I wonder, what does this say about them? What does it say about us?
April 11th, 2010
I’ve been in Japan for the past week and change now, and I haven’t had as much time as I’d like to post. It’s been a wonderful experience, and I hope to come back in the future.

A detective stopped me in the Akihabara police station and asked to see my identification, but he seemed to lose interest almost immediately once I took it out, and he only gave it a cursory glance-over. I couldn’t understand why he did that, until later when I was fishing around for my rail pass. If I have a particularly large load in my upper left pockets, I realized, my jacket makes it look a little like I’m wearing a shoulder holster. Handguns are highly illegal in Japan, so naturally I think he felt compelled to investigate. Really that was a very clever trick – he stood off to the side slightly while I did this, enough to get a look into my jacket and see that the bulge was just a pocket full of wallet, papers, and other random bits that tourists pick up. It stayed low-key, he was in full control the whole time, and I didn’t even realize he thought something was wrong until much afterwards.

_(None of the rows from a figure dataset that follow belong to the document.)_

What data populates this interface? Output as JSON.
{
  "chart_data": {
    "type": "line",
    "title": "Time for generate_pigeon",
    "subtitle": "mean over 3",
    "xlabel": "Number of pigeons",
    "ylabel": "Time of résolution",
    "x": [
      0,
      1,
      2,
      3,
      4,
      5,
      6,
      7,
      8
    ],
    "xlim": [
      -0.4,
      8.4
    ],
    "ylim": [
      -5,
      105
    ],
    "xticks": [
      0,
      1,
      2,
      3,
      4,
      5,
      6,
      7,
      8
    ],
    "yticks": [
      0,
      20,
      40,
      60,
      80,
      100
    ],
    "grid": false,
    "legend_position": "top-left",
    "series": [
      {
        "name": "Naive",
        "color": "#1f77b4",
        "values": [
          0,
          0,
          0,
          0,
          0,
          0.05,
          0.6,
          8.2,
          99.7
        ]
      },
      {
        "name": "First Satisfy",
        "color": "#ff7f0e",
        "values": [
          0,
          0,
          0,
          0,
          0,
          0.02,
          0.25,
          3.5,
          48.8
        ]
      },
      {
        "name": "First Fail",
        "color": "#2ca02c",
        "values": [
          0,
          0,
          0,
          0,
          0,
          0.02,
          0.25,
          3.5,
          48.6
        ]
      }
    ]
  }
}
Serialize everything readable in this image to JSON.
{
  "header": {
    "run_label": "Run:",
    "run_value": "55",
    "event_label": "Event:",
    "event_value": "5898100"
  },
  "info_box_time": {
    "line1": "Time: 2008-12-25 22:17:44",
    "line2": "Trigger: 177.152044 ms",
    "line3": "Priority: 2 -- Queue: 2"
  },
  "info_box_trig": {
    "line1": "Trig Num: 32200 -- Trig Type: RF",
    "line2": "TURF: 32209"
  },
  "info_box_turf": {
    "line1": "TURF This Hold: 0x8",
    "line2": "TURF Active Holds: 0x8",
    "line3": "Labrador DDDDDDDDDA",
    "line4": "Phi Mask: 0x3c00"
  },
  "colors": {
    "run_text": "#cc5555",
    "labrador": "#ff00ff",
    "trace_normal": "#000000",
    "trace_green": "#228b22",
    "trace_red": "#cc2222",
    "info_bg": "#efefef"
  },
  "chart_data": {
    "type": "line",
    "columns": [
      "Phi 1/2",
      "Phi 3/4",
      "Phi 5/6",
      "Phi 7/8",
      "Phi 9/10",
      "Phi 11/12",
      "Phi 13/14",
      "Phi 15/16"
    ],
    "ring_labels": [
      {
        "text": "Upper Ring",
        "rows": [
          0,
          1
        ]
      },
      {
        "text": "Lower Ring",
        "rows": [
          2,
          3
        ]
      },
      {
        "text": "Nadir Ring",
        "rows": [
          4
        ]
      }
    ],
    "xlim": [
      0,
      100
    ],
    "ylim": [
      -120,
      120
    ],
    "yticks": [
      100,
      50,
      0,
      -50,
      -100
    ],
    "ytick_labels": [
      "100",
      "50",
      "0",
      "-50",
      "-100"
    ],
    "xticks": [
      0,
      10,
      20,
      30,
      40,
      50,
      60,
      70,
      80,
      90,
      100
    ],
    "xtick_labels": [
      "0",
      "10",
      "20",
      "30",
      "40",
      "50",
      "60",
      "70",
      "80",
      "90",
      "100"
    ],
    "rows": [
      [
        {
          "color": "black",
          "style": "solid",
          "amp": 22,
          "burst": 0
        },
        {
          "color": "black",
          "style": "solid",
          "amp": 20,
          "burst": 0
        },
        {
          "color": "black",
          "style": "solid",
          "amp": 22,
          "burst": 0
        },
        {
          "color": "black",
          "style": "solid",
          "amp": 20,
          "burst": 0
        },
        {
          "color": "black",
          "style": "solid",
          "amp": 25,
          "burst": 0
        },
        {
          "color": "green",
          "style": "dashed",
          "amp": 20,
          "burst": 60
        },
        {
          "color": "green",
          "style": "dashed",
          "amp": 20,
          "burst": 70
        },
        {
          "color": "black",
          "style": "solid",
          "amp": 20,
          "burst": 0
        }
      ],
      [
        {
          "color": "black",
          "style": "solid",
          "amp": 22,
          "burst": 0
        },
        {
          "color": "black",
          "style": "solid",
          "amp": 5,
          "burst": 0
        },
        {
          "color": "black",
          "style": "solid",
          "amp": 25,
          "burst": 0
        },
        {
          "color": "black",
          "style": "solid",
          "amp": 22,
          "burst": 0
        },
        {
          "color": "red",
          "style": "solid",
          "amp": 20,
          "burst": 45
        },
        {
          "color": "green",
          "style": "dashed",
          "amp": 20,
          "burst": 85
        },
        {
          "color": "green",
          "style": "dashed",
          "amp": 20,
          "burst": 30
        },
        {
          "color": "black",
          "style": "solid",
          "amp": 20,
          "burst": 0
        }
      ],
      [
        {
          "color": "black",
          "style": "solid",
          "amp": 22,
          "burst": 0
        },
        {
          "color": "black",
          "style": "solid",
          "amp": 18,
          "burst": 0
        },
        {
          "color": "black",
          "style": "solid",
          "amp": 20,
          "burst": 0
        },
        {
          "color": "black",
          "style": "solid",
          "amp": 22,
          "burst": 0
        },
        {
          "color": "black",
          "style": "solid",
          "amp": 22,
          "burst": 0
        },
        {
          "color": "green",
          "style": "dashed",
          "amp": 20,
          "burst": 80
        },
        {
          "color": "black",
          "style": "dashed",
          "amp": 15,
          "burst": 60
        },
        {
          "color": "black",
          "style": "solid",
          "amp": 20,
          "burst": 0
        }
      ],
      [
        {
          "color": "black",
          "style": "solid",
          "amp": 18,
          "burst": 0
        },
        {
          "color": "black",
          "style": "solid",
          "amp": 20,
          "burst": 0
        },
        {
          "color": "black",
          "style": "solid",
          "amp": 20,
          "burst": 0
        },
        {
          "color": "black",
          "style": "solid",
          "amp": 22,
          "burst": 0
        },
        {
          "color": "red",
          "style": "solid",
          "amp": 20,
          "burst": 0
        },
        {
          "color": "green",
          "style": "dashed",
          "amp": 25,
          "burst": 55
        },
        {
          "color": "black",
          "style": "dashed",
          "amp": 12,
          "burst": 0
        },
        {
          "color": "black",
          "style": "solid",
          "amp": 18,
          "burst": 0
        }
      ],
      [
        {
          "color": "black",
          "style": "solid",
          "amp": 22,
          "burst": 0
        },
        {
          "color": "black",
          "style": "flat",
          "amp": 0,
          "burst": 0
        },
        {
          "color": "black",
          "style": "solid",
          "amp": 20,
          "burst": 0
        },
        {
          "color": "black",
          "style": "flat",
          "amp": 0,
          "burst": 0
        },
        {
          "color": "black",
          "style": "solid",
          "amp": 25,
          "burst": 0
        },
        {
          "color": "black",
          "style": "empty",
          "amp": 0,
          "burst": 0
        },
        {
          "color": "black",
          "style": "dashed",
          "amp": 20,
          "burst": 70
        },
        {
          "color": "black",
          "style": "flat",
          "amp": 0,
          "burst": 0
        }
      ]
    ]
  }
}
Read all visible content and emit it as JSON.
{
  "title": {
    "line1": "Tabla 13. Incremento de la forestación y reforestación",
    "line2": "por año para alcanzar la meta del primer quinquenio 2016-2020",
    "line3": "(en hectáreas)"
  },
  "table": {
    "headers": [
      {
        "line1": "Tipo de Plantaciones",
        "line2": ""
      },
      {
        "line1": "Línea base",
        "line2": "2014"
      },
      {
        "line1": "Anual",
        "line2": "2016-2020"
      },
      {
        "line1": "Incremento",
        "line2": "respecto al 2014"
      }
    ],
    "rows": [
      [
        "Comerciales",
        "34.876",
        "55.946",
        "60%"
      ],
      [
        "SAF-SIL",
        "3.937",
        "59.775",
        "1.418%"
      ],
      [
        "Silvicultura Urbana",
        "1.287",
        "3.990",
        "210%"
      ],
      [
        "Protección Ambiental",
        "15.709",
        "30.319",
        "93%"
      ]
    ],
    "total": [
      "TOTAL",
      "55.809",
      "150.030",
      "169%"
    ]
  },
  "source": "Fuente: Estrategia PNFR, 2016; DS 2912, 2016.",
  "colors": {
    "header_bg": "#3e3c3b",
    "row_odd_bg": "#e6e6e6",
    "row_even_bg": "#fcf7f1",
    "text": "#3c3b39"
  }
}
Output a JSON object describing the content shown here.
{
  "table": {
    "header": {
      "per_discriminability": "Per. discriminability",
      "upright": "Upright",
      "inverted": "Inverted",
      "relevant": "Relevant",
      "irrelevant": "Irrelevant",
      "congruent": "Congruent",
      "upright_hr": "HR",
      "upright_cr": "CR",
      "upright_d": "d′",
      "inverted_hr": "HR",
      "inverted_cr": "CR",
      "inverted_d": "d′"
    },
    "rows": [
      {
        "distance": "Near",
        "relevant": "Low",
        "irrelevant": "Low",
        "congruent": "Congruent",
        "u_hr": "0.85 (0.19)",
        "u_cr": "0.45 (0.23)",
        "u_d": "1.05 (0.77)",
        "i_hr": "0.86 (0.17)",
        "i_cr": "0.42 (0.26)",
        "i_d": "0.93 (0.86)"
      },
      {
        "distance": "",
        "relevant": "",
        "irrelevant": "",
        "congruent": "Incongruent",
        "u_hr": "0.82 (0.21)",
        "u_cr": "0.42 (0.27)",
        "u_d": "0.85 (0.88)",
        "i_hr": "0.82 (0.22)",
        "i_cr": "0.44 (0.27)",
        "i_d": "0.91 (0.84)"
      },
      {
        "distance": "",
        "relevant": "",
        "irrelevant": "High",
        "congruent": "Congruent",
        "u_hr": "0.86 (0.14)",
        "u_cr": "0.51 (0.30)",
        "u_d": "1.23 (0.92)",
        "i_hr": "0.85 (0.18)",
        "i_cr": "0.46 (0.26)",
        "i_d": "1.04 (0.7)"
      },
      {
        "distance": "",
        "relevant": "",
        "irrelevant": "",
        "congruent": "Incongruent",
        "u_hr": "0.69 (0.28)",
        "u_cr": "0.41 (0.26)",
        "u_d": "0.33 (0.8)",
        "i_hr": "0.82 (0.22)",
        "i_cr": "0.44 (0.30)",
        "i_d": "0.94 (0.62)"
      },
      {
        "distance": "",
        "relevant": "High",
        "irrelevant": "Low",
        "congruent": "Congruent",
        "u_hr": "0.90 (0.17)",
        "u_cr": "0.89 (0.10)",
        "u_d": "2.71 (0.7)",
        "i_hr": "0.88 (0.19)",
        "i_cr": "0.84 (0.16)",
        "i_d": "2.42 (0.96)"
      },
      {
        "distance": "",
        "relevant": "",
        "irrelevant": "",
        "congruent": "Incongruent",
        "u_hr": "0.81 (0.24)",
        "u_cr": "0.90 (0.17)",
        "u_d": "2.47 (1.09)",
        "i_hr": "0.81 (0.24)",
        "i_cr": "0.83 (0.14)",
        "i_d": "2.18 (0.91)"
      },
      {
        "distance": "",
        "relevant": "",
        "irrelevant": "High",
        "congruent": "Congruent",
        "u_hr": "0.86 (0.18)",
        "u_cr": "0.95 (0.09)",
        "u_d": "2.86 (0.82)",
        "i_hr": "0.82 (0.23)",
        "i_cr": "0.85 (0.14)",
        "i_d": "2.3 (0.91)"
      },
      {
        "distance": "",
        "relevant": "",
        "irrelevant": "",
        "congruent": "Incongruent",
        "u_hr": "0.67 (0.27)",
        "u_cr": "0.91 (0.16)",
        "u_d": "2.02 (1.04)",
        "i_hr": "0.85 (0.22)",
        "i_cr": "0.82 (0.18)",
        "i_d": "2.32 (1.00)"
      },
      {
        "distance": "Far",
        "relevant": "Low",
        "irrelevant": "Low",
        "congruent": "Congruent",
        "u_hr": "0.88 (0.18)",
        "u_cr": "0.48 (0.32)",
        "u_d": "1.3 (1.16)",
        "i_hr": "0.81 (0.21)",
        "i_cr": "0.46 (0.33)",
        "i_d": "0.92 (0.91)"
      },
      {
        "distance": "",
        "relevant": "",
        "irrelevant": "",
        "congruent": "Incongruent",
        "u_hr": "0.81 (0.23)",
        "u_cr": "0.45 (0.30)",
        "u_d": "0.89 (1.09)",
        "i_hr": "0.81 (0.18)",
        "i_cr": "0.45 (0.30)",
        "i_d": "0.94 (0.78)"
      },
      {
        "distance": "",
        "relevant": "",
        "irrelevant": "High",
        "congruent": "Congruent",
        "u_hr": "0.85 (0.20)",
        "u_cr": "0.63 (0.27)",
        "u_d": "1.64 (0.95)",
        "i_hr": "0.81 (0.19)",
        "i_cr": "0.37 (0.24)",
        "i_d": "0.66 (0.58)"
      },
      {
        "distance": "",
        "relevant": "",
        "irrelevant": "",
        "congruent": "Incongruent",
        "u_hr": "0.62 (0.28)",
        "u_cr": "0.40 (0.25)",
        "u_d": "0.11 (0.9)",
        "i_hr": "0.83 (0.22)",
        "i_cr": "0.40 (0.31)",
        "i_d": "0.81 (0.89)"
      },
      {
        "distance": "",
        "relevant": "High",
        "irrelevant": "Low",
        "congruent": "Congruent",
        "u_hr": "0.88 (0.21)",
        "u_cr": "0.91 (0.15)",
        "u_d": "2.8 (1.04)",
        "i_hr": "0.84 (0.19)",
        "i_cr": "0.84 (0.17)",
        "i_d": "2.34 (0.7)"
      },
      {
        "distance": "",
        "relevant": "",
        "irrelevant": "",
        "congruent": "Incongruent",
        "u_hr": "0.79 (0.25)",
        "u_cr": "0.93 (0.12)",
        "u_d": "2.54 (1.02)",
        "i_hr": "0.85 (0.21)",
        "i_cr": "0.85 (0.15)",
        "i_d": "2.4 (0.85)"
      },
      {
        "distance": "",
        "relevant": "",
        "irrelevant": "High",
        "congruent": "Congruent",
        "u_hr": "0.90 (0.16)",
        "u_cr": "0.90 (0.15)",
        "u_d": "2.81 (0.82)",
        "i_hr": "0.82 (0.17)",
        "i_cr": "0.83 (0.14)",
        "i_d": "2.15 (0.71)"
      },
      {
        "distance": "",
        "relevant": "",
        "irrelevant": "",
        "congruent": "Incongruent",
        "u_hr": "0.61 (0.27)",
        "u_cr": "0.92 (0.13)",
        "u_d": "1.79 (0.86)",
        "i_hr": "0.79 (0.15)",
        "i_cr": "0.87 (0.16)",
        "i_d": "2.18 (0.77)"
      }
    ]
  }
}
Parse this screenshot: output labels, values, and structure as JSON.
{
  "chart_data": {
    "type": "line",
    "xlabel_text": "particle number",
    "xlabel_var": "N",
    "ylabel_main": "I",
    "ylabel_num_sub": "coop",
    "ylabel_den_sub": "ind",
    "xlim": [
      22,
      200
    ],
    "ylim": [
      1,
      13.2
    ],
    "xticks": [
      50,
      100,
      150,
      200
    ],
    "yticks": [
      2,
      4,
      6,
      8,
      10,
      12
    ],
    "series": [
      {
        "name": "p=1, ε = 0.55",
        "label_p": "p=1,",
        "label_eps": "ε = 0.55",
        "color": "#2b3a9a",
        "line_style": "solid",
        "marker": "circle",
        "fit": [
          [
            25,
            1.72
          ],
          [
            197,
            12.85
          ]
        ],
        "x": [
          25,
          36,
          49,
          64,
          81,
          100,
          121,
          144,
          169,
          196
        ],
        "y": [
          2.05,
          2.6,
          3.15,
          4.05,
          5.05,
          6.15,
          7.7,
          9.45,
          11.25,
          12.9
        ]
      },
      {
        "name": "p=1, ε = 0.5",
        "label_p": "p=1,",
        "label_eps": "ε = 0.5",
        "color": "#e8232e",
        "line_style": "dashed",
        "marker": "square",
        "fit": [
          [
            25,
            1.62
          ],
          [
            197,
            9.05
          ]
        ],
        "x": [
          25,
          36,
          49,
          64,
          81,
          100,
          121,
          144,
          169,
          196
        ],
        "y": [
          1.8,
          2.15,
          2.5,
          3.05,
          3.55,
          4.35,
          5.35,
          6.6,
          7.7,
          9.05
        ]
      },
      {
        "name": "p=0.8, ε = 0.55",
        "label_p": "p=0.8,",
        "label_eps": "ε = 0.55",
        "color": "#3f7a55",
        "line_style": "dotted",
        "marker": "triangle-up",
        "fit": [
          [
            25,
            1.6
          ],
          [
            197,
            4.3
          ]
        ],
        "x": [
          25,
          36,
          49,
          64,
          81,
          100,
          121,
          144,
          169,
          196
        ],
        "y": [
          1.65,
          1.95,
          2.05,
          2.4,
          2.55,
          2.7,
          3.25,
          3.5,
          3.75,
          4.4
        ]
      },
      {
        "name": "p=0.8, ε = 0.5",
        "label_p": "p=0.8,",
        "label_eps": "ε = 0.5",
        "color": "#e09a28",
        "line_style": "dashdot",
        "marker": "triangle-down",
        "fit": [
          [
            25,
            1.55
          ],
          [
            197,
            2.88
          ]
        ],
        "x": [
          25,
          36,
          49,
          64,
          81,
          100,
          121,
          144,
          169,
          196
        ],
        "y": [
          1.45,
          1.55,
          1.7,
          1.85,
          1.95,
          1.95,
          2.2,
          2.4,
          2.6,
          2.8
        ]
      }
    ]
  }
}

A few days later, on a much lighter note, I visited an onsen bath, about an hour south of Tokyo proper. The hostess mistook me for a girl at first and nearly handed me a key to the women’s locker room. She caught herself in time. It’s not the first time that’s happened to me, and I’m used to laughing it off (really I think it’s a nice sort of compliment).
It’s been a little bit of a whirlwind overview tour, and I’m still a bit shocked that it’s coming to an end. Right now it’s some ungodly-o-clock and I’ve been traveling all day, so I’ll post more pictures when I get a chance.